In the exhibition, some information may be hard to grasp - locks dotting the room are a reminder. Things demand a closer look. This is not due to the work, but to the complexity of matters and technologies that Pattison ambitiously tackles. With a physical approach that heightens perception, Pattison makes us more present. Presence - that thing which improves focus and allows to tune in with information - is enacted to resist the manipulation of facts. In a fast-paced society, when facts are cloudy, recovering attention is key.
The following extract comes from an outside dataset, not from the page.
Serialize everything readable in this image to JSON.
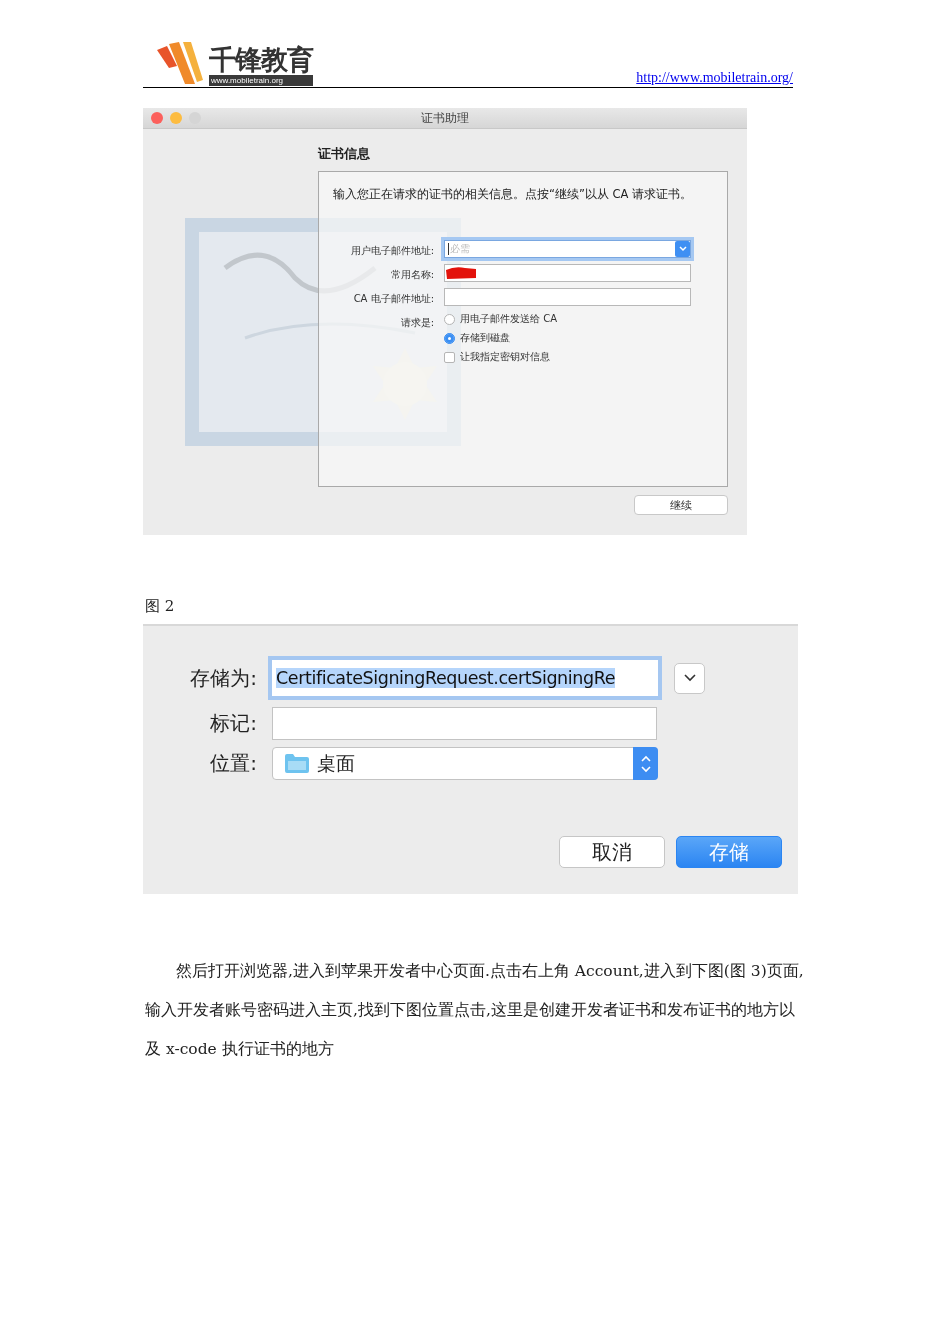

Pattison’s work has great consideration for the audience. The exhibition takes on an holistic approach both in the philosophical and medical version of the term. It shows that we are parts of a whole. The cables in both the exhibition space and photographs point to interconnection. Every object, material, even people, constitute the language of reality. Nobody is excluded, for better or worse. As the show’s title suggests, things progress, technologies go out of fashion and hyphens are naturally lost as languages evolve. In a room where everything has become the same material and past advancements become obsolete, we may be next. Despite the feeling that time is running out, and that the sun may not rise again, the atmosphere is mellow and light, almost therapeutic. Photo-filters tone down the gallery lights, as lock-shaped nightlights lead the way. The show awakens, with a soft embrace.